All other estimators agree to within solver-iterate precision (1e-6 or tighter).
## Comparison with PyPortfolioOpt
| Language | Python | Rust |
| Numerical backend | NumPy / SciPy / cvxpy | nalgebra |
| Optimisation backend | SLSQP, ECOS, OSQP (cvxpy) | Custom active-set QP solver |
| Inequality constraints in EF | yes (cvxpy) | equality + box bounds only |
| Sector constraints | yes | not yet supported |
| LP-based discrete allocation | yes (cvxpy) | greedy / rounded only |
| Weight cleaning | yes | yes |
| Frontier plotting | matplotlib | bring your own |
### Deferred features
These pieces of PyPortfolioOpt are intentionally not (yet) ported because they would require pulling in a heavier solver dependency or a third-party stat library. PRs welcome.
- **`EfficientSemivariance`** — minimise downside-only variance. Doable in the current QP backend with auxiliary variables; not implemented yet.
- **`EfficientCVaR`** — minimise Conditional Value-at-Risk. Requires an LP solver (the formulation has T inequality constraints, one per observation).
- **`EfficientCDaR`** — minimise Conditional Drawdown-at-Risk. Same LP-solver requirement as CVaR, with an additional path-dependent constraint.
- **`DiscreteAllocation::lp_portfolio`** — exact integer-LP allocation. Requires an MILP solver such as `coin-cbc` or `highs`.

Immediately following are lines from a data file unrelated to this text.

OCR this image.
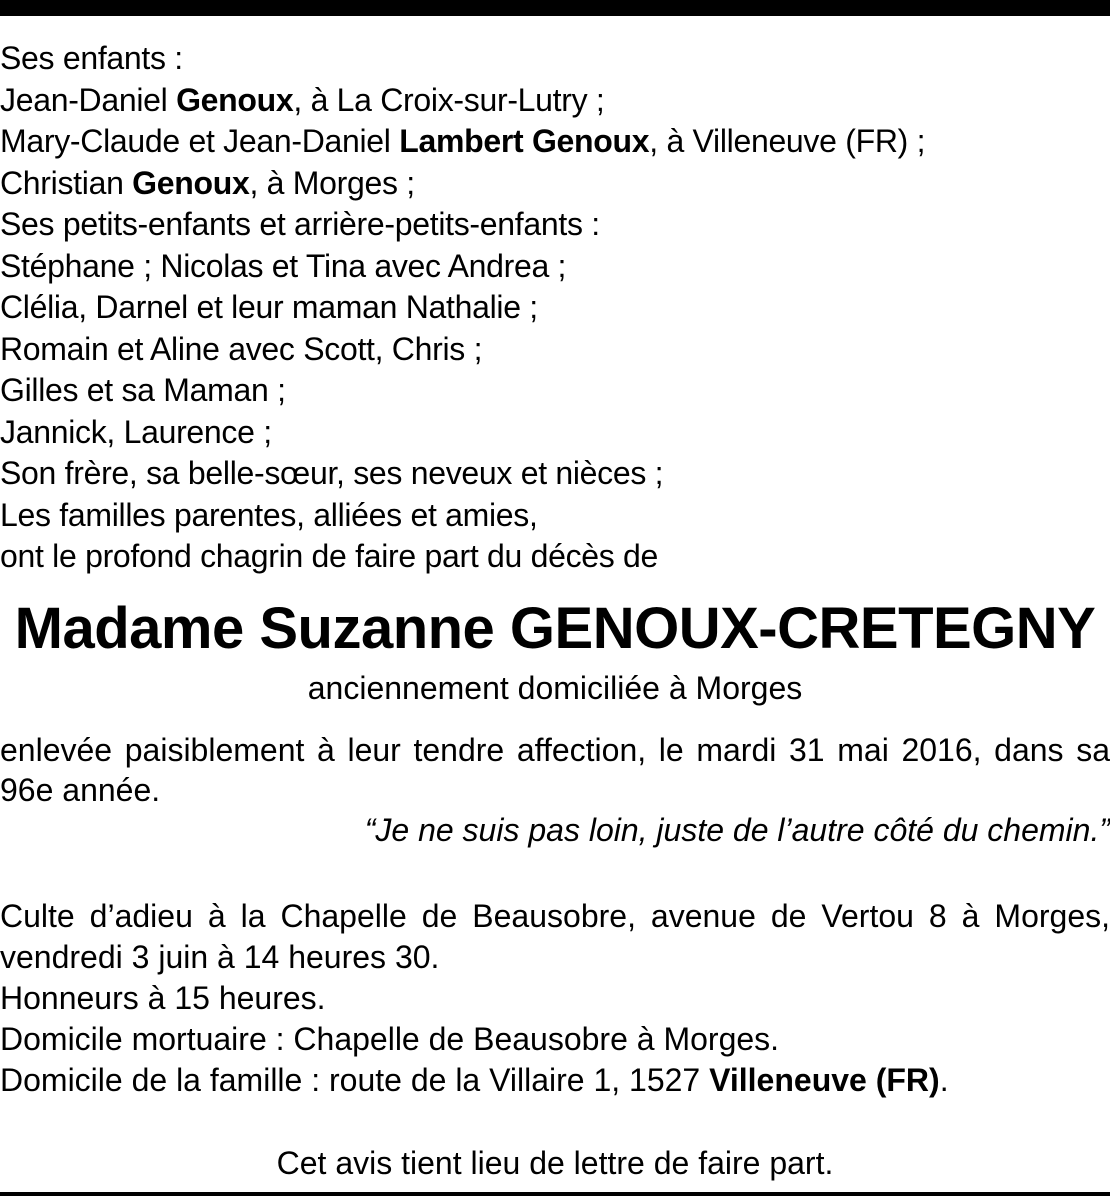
Ses enfants :
Jean-Daniel Genoux, à La Croix-sur-Lutry ;
Mary-Claude et Jean-Daniel Lambert Genoux, à Villeneuve (FR) ;
Christian Genoux, à Morges ;
Ses petits-enfants et arrière-petits-enfants :
Stéphane ; Nicolas et Tina avec Andrea ;
Clélia, Darnel et leur maman Nathalie ;
Romain et Aline avec Scott, Chris ;
Gilles et sa Maman ;
Jannick, Laurence ;
Son frère, sa belle-sœur, ses neveux et nièces ;
Les familles parentes, alliées et amies,
ont le profond chagrin de faire part du décès de
Madame Suzanne GENOUX-CRETEGNY
anciennement domiciliée à Morges
enlevée paisiblement à leur tendre affection, le mardi 31 mai 2016, dans sa 96e année.
“Je ne suis pas loin, juste de l’autre côté du chemin.”
Culte d’adieu à la Chapelle de Beausobre, avenue de Vertou 8 à Morges,
vendredi 3 juin à 14 heures 30.
Honneurs à 15 heures.
Domicile mortuaire : Chapelle de Beausobre à Morges.
Domicile de la famille : route de la Villaire 1, 1527 Villeneuve (FR).
Cet avis tient lieu de lettre de faire part.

- **`min_cov_determinant`** — robust Minimum Covariance Determinant estimator. Wraps scikit-learn's `fast_mcd`; would need a pure-Rust port of the FAST-MCD algorithm.

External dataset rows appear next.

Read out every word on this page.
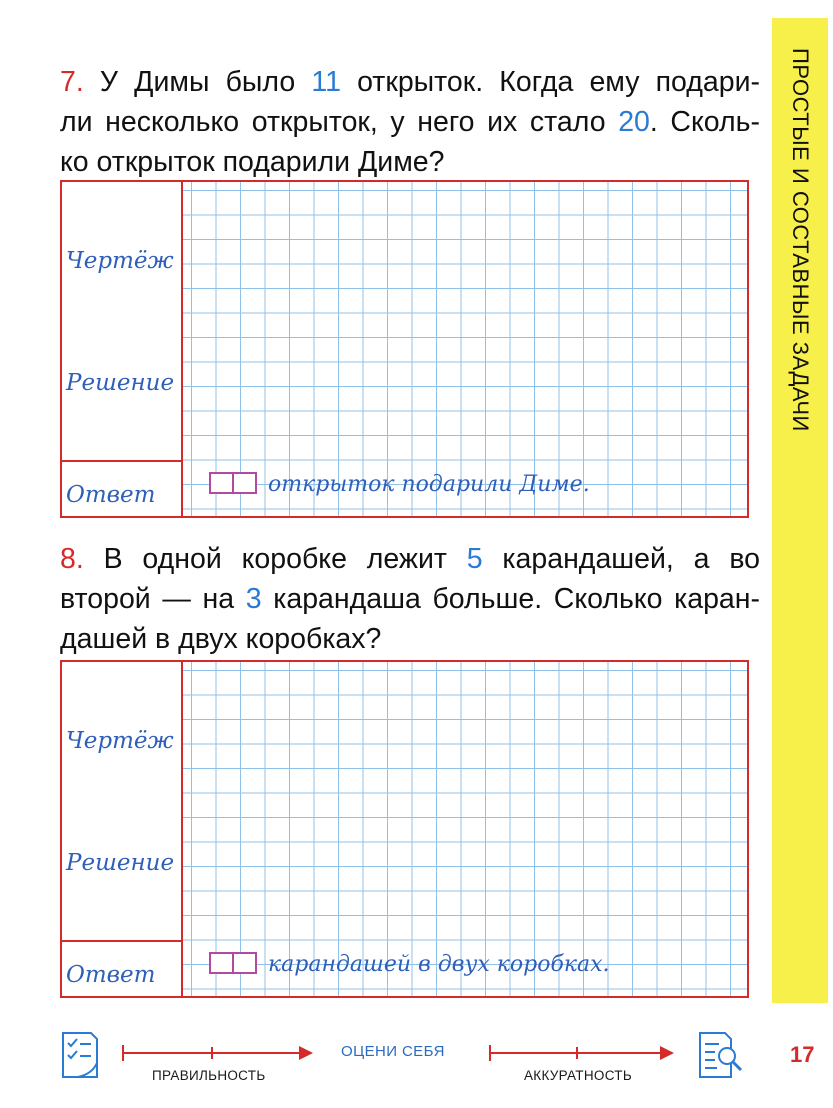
ПРОСТЫЕ И СОСТАВНЫЕ ЗАДАЧИ
7. У Димы было 11 открыток. Когда ему подари-
ли несколько открыток, у него их стало 20. Сколь-
ко открыток подарили Диме?
Чертёж
Решение
Ответ	открыток подарили Диме.
8. В одной коробке лежит 5 карандашей, а во
второй — на 3 карандаша больше. Сколько каран-
дашей в двух коробках?
Чертёж
Решение
Ответ	карандашей в двух коробках.
ПРАВИЛЬНОСТЬ
ОЦЕНИ СЕБЯ
АККУРАТНОСТЬ
17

- **Sector constraints, custom convex objectives** (`add_constraint`, `add_sector_constraints`, `convex_objective`, `nonconvex_objective`) — depend on cvxpy's general inequality and DSL support.

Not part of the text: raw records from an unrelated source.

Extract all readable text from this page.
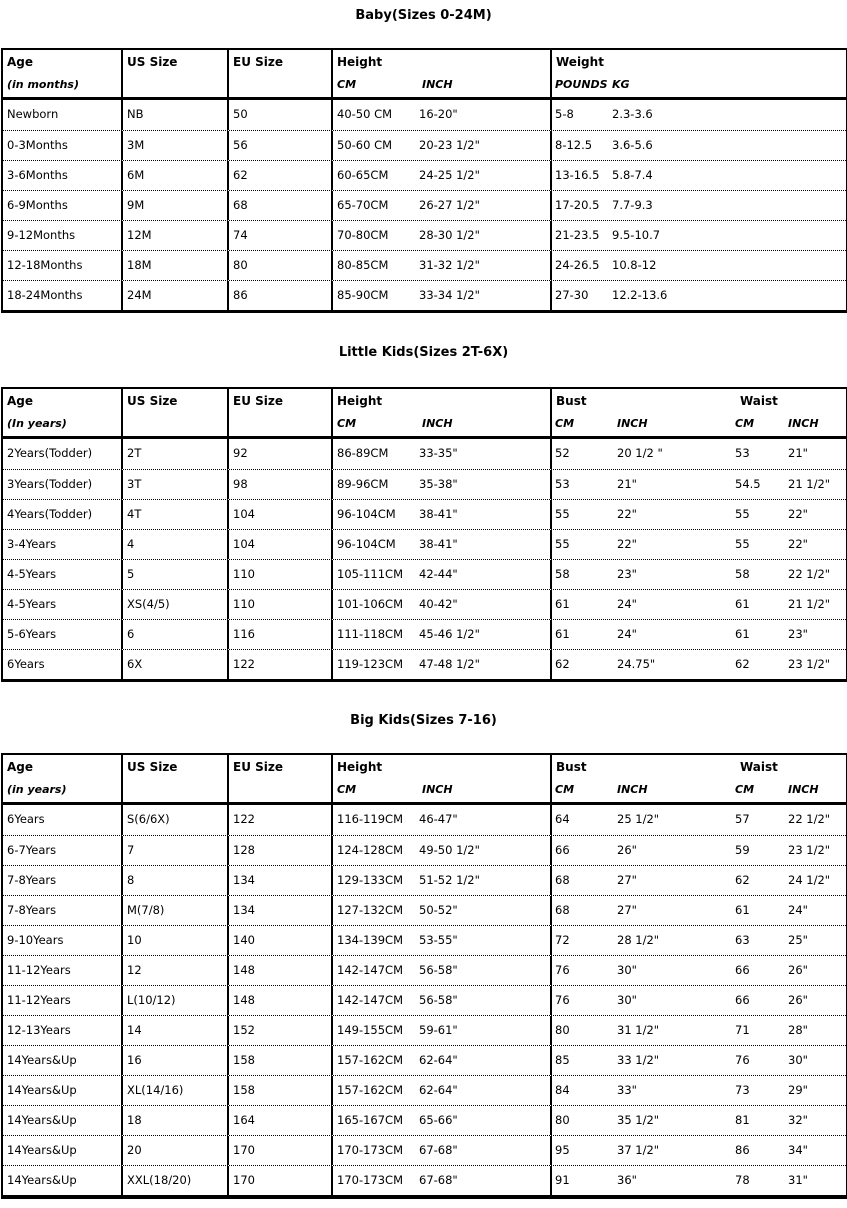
Baby(Sizes 0-24M)
Age
(in months)
US Size	EU Size	Height
CM	INCH
Weight
POUNDS KG
Newborn	NB	50	40-50 CM 16-20"	5-8	2.3-3.6
0-3Months	3M	56	50-60 CM 20-23 1/2"	8-12.5 3.6-5.6
3-6Months	6M	62	60-65CM	24-25 1/2"	13-16.5 5.8-7.4
6-9Months	9M	68	65-70CM	26-27 1/2"	17-20.5 7.7-9.3
9-12Months	12M	74	70-80CM	28-30 1/2"	21-23.5 9.5-10.7
12-18Months	18M	80	80-85CM	31-32 1/2"	24-26.5 10.8-12
18-24Months	24M	86	85-90CM	33-34 1/2"	27-30 12.2-13.6
Little Kids(Sizes 2T-6X)
Age
(In years)
US Size	EU Size	Height
CM	INCH
Bust	Waist
CM	INCH	CM	INCH
2Years(Todder)	2T	92	86-89CM	33-35"	52	20 1/2 "	53	21"
3Years(Todder)	3T	98	89-96CM	35-38"	53	21"	54.5 21 1/2"
4Years(Todder)	4T	104	96-104CM 38-41"	55	22"	55	22"
3-4Years	4	104	96-104CM 38-41"	55	22"	55	22"
4-5Years	5	110	105-111CM 42-44"	58	23"	58	22 1/2"
4-5Years	XS(4/5)	110	101-106CM 40-42"	61	24"	61	21 1/2"
5-6Years	6	116	111-118CM 45-46 1/2"	61	24"	61	23"
6Years	6X	122	119-123CM 47-48 1/2"	62	24.75"	62	23 1/2"
Big Kids(Sizes 7-16)
Age
(in years)
US Size	EU Size	Height
CM	INCH
Bust	Waist
CM	INCH	CM	INCH
6Years	S(6/6X)	122	116-119CM 46-47"	64	25 1/2"	57	22 1/2"
6-7Years	7	128	124-128CM 49-50 1/2"	66	26"	59	23 1/2"
7-8Years	8	134	129-133CM 51-52 1/2"	68	27"	62	24 1/2"
7-8Years	M(7/8)	134	127-132CM 50-52"	68	27"	61	24"
9-10Years	10	140	134-139CM 53-55"	72	28 1/2"	63	25"
11-12Years	12	148	142-147CM 56-58"	76	30"	66	26"
11-12Years	L(10/12)	148	142-147CM 56-58"	76	30"	66	26"
12-13Years	14	152	149-155CM 59-61"	80	31 1/2"	71	28"
14Years&Up	16	158	157-162CM 62-64"	85	33 1/2"	76	30"
14Years&Up	XL(14/16)	158	157-162CM 62-64"	84	33"	73	29"
14Years&Up	18	164	165-167CM 65-66"	80	35 1/2"	81	32"
14Years&Up	20	170	170-173CM 67-68"	95	37 1/2"	86	34"
14Years&Up	XXL(18/20)	170	170-173CM 67-68"	91	36"	78	31"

- **`transaction_cost`, `ex_ante_tracking_error`, `ex_post_tracking_error`** — objective-function helpers that need L¹ norm or benchmark-relative variance constraints outside the QP scope.
- **Plotting** — out of scope by design. The crate exports the underlying data (frontier points, dendrogram link matrix) so callers can render with their plotting library of choice.
If you need any of these today, stay with PyPortfolioOpt — everything else is at parity.
## Status
This is a 0.x release: API surface tracks PyPortfolioOpt 1.5.5 and is reasonably stable, but breaking changes are possible until 1.0. Bug reports and PRs welcome.
## License
MIT — see [LICENSE](LICENSE).
PyPortfolioOpt is © Robert Andrew Martin and contributors, also MIT-licensed; this crate is an independent port and not affiliated with the upstream project.